The deeds of the mythical King Arthur inspired a host of medieval chroniclers, but it was Sir Thomas Malory, a gentleman-knight from Newbold Revel, Warwickshire, who wrote the definitive English version of the Arthurian legend. Published in 1485 at William Caxton's pioneering Westminster press, Le Morte Darthur wove the disparate cycle of chivalric myths into an immortal story of love, adventure, honour and treachery.
The pinnacle of romance literature, Malory's Le Morte Darthur was quickly regarded as the definitive version of the Arthurian legend. For the 19th-century Pre-Raphaelite and Arts and Crafts movements it was almost a sacred text, the inspiration to a generation of poets, artists and publishers.
The jewel in the Malorian crown was J. M. Dent's illustrated edition. The London publisher J. M. Dent had long wanted to produce an illustrated edition of Le Morte Darthur, and in 1892 he discovered the artist he had been looking for: a rather frail 20-year-old called Aubrey Beardsley.
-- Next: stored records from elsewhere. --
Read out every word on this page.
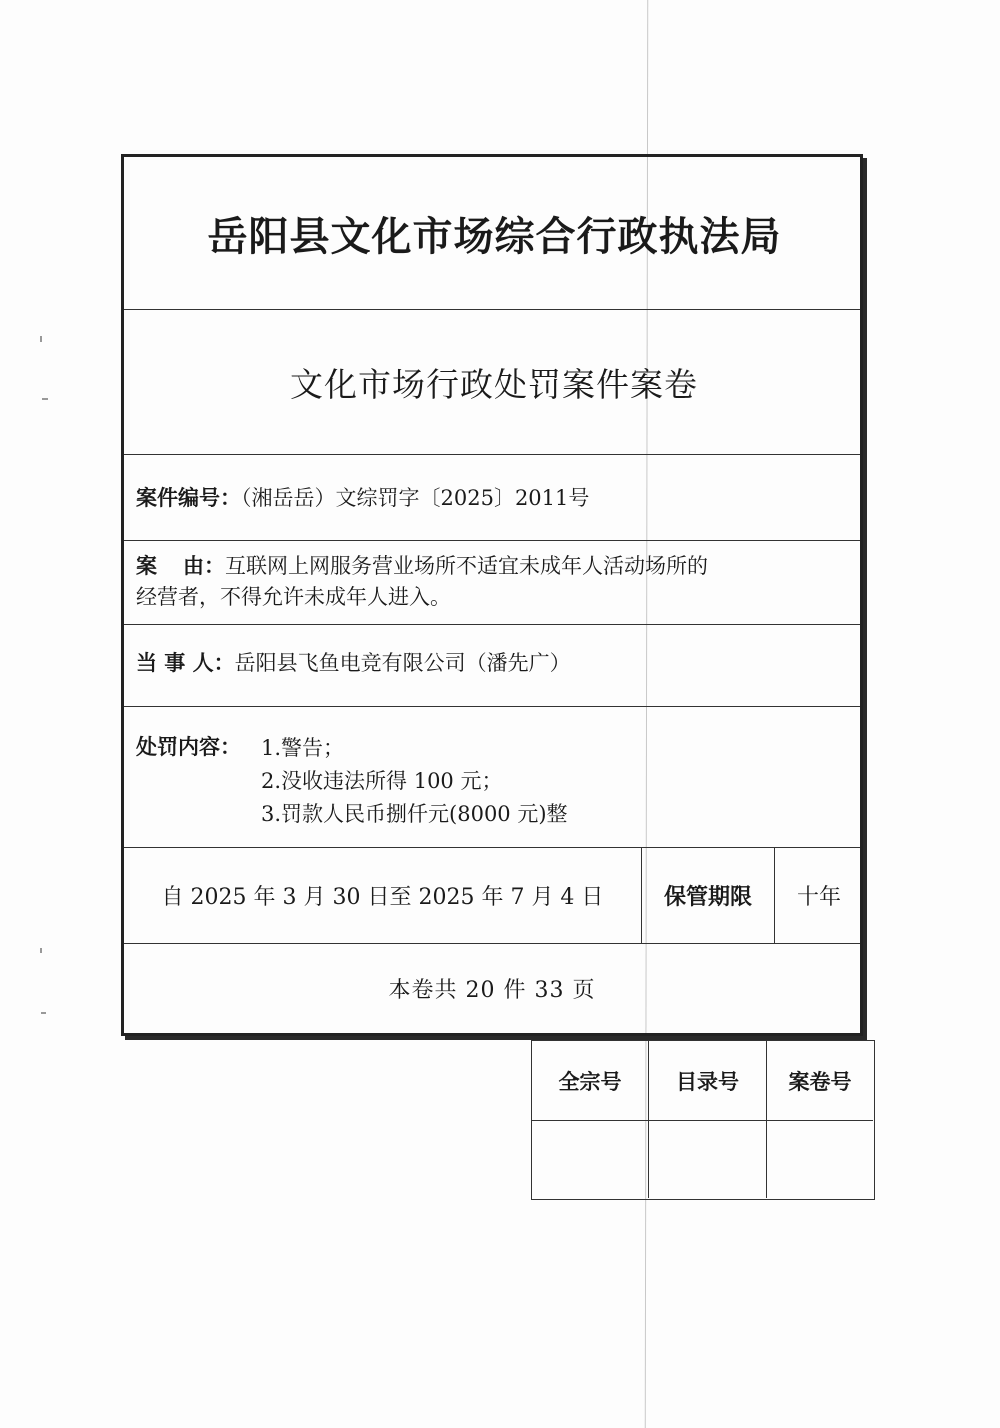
岳阳县文化市场综合行政执法局
文化市场行政处罚案件案卷
案件编号：（湘岳岳）文综罚字〔2025〕2011号
案由：互联网上网服务营业场所不适宜未成年人活动场所的
经营者，不得允许未成年人进入。
当 事 人：岳阳县飞鱼电竞有限公司（潘先广）
处罚内容： 1.警告；
2.没收违法所得 100 元；
3.罚款人民币捌仟元(8000 元)整
自 2025 年 3 月 30 日至 2025 年 7 月 4 日	保管期限	十年
本卷共 20 件 33 页
全宗号	目录号	案卷号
It was Beardsley's first commission, and a huge undertaking – 20 full or double-page spreads, 240 chapter headings, 43 ornamental borders, 25 initial letters, 19 small ornaments and 4 headpieces. His designs marked a new dawn in English book illustration.
The Folio Society's beautiful facsimile is of the definitive 1927 edition. Hand-bound in goatskin by the master craftsmen of Smith Settle, it is considerably more lavish than any of Dent's editions and surely closer to the ideal to which he was aspiring.